The Word Press Daily Prompt word of the day—MEAGER
It’s been a long year, and things haven’t been easy. I won’t tell you about everything and everybody, I’ll just settle on those who have been blindsided. They’ve found themselves forced out of jobs due to downsizing, automation, and elimination. Some have seen their jobs shipped overseas.
They heard the experts say they needed six months of living expenses saved up for emergencies. They laughed at this absurdity and wondered who in the world could do that. They never had enough in their meager wages to save. Still, they’d been doing okay, making it from week to week.
When the pink slips were passed out and the paychecks stopped coming, these workers realized that they had nothing of value—just a lot of stuff and nowhere to put it. They sought out friends and family who could keep their possessions until they got back on their feet. They moved their wives and children in with family or friends.
It was fine for a while, but soon, these able-bodied men and women knew it was time for them to go. So, they moved out—grateful that, for a time, their kids would be protected from the system.
The hopes and dreams of their youth had never prepared them for being homeless.
And so, it is for the hopeless inhabitants of this big, beautiful, magnificent world that I ask your blessings this Holiday Season. As successful Capital Gamers scurry past, carrying ten dollar cappuccinos, shouting orders into their iPhone X’s, and barely even glancing at the shopping carts full of meager belongings, give the homeless strength to make it through another day.

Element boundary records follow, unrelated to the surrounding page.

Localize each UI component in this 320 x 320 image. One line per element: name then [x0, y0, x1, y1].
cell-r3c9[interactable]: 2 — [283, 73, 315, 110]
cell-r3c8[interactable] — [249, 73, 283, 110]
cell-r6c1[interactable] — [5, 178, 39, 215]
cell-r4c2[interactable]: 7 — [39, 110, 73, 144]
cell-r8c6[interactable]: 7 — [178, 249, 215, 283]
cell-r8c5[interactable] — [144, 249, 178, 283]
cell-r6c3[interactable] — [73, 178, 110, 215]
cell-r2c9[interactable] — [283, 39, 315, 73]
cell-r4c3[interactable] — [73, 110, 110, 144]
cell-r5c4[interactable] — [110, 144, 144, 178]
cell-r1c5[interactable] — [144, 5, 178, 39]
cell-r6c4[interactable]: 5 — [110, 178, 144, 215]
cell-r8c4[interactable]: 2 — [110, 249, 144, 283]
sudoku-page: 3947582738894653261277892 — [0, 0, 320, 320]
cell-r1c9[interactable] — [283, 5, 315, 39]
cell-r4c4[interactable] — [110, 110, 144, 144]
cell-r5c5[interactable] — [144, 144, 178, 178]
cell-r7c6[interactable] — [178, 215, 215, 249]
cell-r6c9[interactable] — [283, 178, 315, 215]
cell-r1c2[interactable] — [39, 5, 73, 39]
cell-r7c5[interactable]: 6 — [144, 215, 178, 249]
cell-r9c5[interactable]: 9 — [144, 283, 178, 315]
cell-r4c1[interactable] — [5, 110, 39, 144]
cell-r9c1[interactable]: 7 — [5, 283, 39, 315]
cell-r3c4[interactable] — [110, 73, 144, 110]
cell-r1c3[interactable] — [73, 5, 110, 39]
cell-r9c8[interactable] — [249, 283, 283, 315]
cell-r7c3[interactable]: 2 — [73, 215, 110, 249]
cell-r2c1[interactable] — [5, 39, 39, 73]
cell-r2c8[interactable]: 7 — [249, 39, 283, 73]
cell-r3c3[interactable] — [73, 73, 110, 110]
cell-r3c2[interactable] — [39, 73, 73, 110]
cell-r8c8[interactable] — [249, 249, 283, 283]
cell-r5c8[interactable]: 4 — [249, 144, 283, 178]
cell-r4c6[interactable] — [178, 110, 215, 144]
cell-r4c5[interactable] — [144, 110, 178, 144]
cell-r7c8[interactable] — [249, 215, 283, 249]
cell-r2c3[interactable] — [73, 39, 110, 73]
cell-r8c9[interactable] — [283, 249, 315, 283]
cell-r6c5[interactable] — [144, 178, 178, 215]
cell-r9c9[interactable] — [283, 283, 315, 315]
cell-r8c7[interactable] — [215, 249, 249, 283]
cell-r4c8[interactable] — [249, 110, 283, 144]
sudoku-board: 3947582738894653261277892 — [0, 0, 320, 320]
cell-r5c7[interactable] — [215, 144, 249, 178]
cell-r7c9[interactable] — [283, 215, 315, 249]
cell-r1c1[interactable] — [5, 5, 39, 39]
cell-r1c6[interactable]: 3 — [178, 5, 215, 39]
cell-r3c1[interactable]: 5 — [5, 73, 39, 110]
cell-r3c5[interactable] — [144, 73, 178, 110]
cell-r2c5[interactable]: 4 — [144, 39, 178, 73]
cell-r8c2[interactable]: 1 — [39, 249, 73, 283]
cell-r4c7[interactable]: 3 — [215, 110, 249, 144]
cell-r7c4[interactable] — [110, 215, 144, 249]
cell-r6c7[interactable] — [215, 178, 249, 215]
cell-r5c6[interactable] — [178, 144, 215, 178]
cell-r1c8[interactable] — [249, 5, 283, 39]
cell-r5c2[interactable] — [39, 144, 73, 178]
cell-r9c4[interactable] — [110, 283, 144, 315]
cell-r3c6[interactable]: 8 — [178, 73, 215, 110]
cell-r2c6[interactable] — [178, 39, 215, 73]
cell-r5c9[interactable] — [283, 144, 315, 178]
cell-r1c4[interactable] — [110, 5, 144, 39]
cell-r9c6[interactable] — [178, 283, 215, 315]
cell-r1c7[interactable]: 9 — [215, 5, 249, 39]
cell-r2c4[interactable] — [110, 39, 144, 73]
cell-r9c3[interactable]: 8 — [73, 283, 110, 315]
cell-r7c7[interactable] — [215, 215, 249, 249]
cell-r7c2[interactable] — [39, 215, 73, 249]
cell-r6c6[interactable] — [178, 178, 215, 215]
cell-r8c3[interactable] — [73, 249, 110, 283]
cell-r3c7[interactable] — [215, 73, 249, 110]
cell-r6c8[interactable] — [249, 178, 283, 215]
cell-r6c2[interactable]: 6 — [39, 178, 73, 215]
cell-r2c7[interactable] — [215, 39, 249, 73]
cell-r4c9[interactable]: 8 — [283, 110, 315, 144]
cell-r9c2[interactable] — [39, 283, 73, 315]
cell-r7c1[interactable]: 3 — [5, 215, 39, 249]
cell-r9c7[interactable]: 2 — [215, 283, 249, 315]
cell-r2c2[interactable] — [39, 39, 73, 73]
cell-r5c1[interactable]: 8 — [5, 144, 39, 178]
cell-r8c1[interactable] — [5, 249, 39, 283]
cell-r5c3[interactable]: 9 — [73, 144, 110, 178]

The Prayer of Serenity asks that we be granted serenity to accept the things we can’t change. Yet, I’m so afraid that the dual societies, I and others describe in our dystopian novels, will be the final result of the way we’re living today.
So Lord, my prayer is not to change things. Change might take an inordinate amount of time. Capitalism is the way of the land and it is firmly entrenched. My prayer is that, while they can still make choices, you will wake up those who are busily indulging every whim and warn them they are just a paycheck away from homelessness.
While they are still employed, let him or her realize that everybody doesn’t live paycheck-to-paycheck. Floor-workers don’t drive foreign cars or wear thousand dollar watches unless they’ve plugged away enough money to live through hard times. They don’t buy iPhones for their children, or put cruises and fancy restaurant dinners on their credit cards.
My prayer is that the working poor discover a life lived meagerly can be an exciting adventure, at least for a while. Children can be taught to look inside and not to things for fulfillment. Later, when a few months worth of wages is saved and workers can breathe, let them find they don’t crave material things nearly as much as they used to.